Her personal influence over the affairs of state via her consort attracted growing attention and criticism after her marriage. Her eldest son was appointed governor of Herat, but he was sickly, and she engaged actively in the ambition and promotion of her younger son, and used her influence to favor his career.
She created a network of contacts within the Timurid court as well as with the literary elite to benefit her son Muzaffar Husayn Mirza in his ambitions to succeed his father. He was appointed governor of Astrabad in 1497.

She worked against her stepsons Badi al-Zaman and Muhammad-Mumin. During the rebellion of her stepsons against their father and her husband Husayn Bayqara, he was advised against a reconciliation by his vizier Khvaja Nizam al-Mulk, who was known to be one of her loyal allies, and the sabotage of the reconciliation has been attributed to her.

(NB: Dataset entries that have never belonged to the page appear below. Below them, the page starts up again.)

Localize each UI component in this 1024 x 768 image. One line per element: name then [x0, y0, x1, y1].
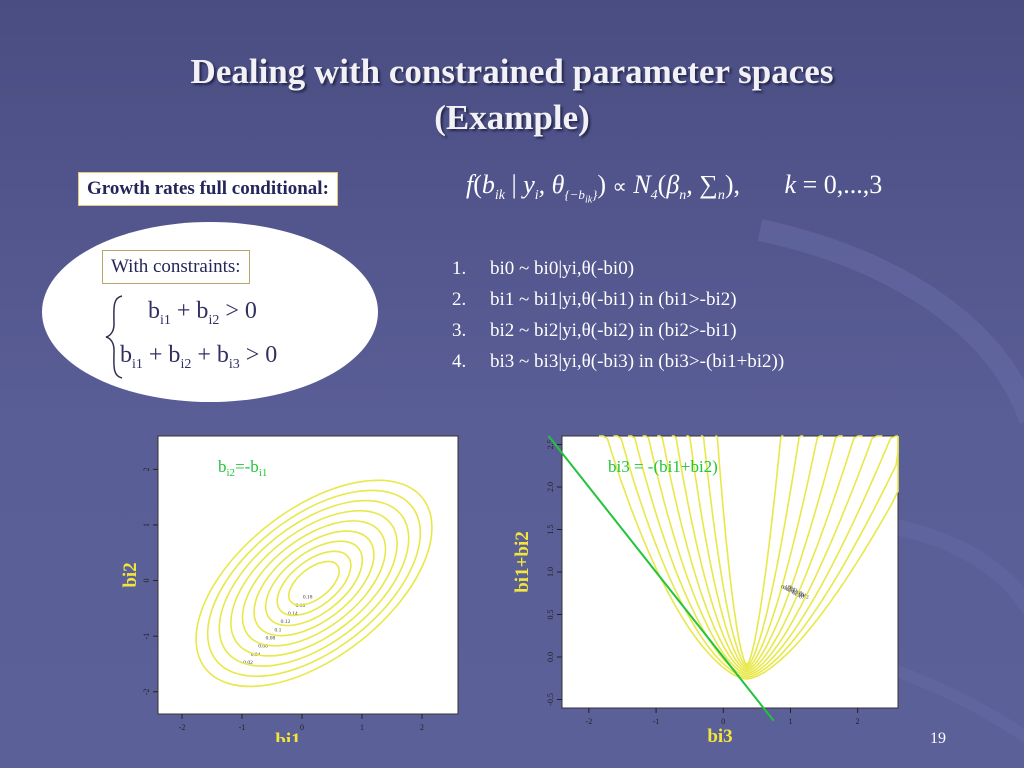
x-tick-label: 2: [856, 717, 860, 726]
y-tick-label: 1.5: [546, 525, 555, 535]
y-tick-label: 2.5: [546, 440, 555, 450]
slide-title-line-2: (Example): [434, 98, 590, 137]
contour-label: 0.02: [243, 660, 253, 666]
slide-title-line-1: Dealing with constrained parameter space…: [190, 52, 834, 91]
y-tick-label: 0: [142, 579, 151, 583]
contour-line: [686, 435, 823, 670]
y-tick-label: 2.0: [546, 482, 555, 492]
full-conditional-formula: f(bik | yi, θ{−bik}) ∝ N4(βn, ∑n), k = 0…: [466, 170, 883, 206]
contour-plot-bi3-bi1bi2: -2 -1 0 1 2 -0.5 0.0 0.5 1.0 1.5 2.0 2.5 0.020.040.0…: [512, 435, 899, 747]
x-tick-label: -2: [586, 717, 593, 726]
contour-label: 0.1: [274, 627, 281, 633]
x-tick-label: 2: [420, 723, 424, 732]
constraints-brace: [105, 295, 123, 379]
y-tick-label: 2: [142, 467, 151, 471]
contour-label: 0.02: [799, 595, 809, 601]
step-1: 1. bi0 ~ bi0|yi,θ(-bi0): [452, 258, 635, 279]
y-tick-label: 0.0: [546, 652, 555, 662]
contour-line: [613, 435, 899, 679]
contour-line: [671, 435, 843, 671]
contour-line: [700, 435, 804, 668]
contour-label: 0.06: [258, 644, 268, 650]
contour-line: [276, 550, 352, 617]
x-axis-label: bi1: [275, 730, 300, 742]
contour-label: 0.04: [797, 593, 807, 599]
x-tick-label: -1: [653, 717, 660, 726]
contour-label: 0.16: [783, 586, 793, 592]
contour-label: 0.06: [795, 592, 805, 598]
contour-line: [715, 435, 784, 666]
x-tick-label: 0: [721, 717, 725, 726]
contour-line: [195, 479, 433, 688]
contour-line: [288, 560, 340, 606]
constraints-label: With constraints:: [102, 250, 250, 284]
x-tick-label: -2: [179, 723, 186, 732]
contour-label: 0.18: [303, 595, 313, 601]
y-tick-label: -1: [142, 633, 151, 640]
y-tick-label: 1: [142, 523, 151, 527]
constraint-2: bi1 + bi2 + bi3 > 0: [120, 342, 278, 372]
step-4: 4. bi3 ~ bi3|yi,θ(-bi3) in (bi3>-(bi1+bi2…: [452, 351, 785, 372]
constraint-line-label: bi3 = -(bi1+bi2): [608, 457, 718, 476]
x-tick-label: 1: [360, 723, 364, 732]
growth-rates-label: Growth rates full conditional:: [78, 172, 338, 206]
contour-label: 0.18: [781, 584, 791, 590]
x-tick-label: -1: [239, 723, 246, 732]
contour-line: [657, 435, 863, 673]
y-tick-label: -2: [142, 688, 151, 695]
y-axis-label: bi2: [120, 562, 141, 587]
contour-line: [230, 509, 398, 657]
contour-line: [599, 435, 899, 680]
contour-line: [628, 435, 898, 677]
constraint-line-label: bi2=-bi1: [218, 457, 267, 479]
step-2: 2. bi1 ~ bi1|yi,θ(-bi1) in (bi1>-bi2): [452, 289, 737, 310]
contour-label: 0.1: [792, 589, 799, 595]
contour-label: 0.14: [786, 587, 796, 593]
constraint-1: bi1 + bi2 > 0: [148, 298, 257, 328]
y-tick-label: -0.5: [546, 693, 555, 706]
contour-label: 0.14: [288, 611, 298, 617]
x-tick-label: 0: [300, 723, 304, 732]
contour-line: [241, 520, 387, 647]
contour-label: 0.08: [266, 635, 276, 641]
x-tick-label: 1: [788, 717, 792, 726]
contour-line: [206, 489, 422, 678]
y-axis-label: bi1+bi2: [512, 531, 533, 593]
contour-label: 0.12: [788, 588, 798, 594]
contour-line: [218, 499, 410, 667]
x-axis-label: bi3: [707, 726, 732, 747]
contour-label: 0.12: [281, 619, 291, 625]
page-number: 19: [930, 730, 946, 747]
y-tick-label: 0.5: [546, 610, 555, 620]
contour-line: [642, 435, 883, 675]
step-3: 3. bi2 ~ bi2|yi,θ(-bi2) in (bi2>-bi1): [452, 320, 737, 341]
contour-line: [253, 530, 375, 637]
contour-line: [264, 540, 364, 627]
y-tick-label: 1.0: [546, 567, 555, 577]
constraint-line: [547, 435, 775, 722]
contour-plot-bi1-bi2: -2 -1 0 1 2-2-10120.020.040.060.080.10.120.1…: [120, 435, 459, 742]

When her stepson Muhammad-Mumin was captured and imprisoned in Herat, she gave the order of his execution.

==Sultan mother==
Khadija Begi Agha was widowed in 1506. Her husband was succeeded by her son Muzaffar Husayn Mirza in co-regency with her stepson Badi' al-Zaman Mirza, based in Herat. As the mother of the sultan she was in a high position, but was subjected to much criticism and slander because of her influence.

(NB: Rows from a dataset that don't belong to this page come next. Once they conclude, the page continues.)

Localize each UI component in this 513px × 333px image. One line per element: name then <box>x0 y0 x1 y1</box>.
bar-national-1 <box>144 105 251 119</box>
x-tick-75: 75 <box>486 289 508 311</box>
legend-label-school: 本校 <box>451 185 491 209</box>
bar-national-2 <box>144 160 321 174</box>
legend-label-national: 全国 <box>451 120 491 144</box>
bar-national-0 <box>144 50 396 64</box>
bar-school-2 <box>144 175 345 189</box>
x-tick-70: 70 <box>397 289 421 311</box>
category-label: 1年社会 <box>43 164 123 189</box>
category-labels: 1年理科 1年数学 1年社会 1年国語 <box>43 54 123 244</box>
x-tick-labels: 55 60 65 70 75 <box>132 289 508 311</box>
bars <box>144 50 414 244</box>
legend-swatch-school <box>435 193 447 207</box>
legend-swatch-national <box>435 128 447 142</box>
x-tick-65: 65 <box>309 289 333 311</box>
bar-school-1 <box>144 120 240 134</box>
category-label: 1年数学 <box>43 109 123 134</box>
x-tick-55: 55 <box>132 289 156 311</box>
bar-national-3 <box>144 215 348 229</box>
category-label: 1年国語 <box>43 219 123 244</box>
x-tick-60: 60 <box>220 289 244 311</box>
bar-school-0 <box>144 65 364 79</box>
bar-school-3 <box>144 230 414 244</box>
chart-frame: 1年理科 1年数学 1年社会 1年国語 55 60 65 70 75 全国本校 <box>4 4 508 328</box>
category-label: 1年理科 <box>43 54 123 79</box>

Muhammad Hayder Dughlat referred to her as "the instigator of all mischief", and claimed that when prince Jahangir Mirza Babur became ill after having consumed vine in Herat, "it was communly rumoured that Khadija Begi Agha was up to her old tricks and had poisoned his wine".

==Legacy==
Khadija Begi Agha was described in the work of Babur as well as in Muizz al-Ansad.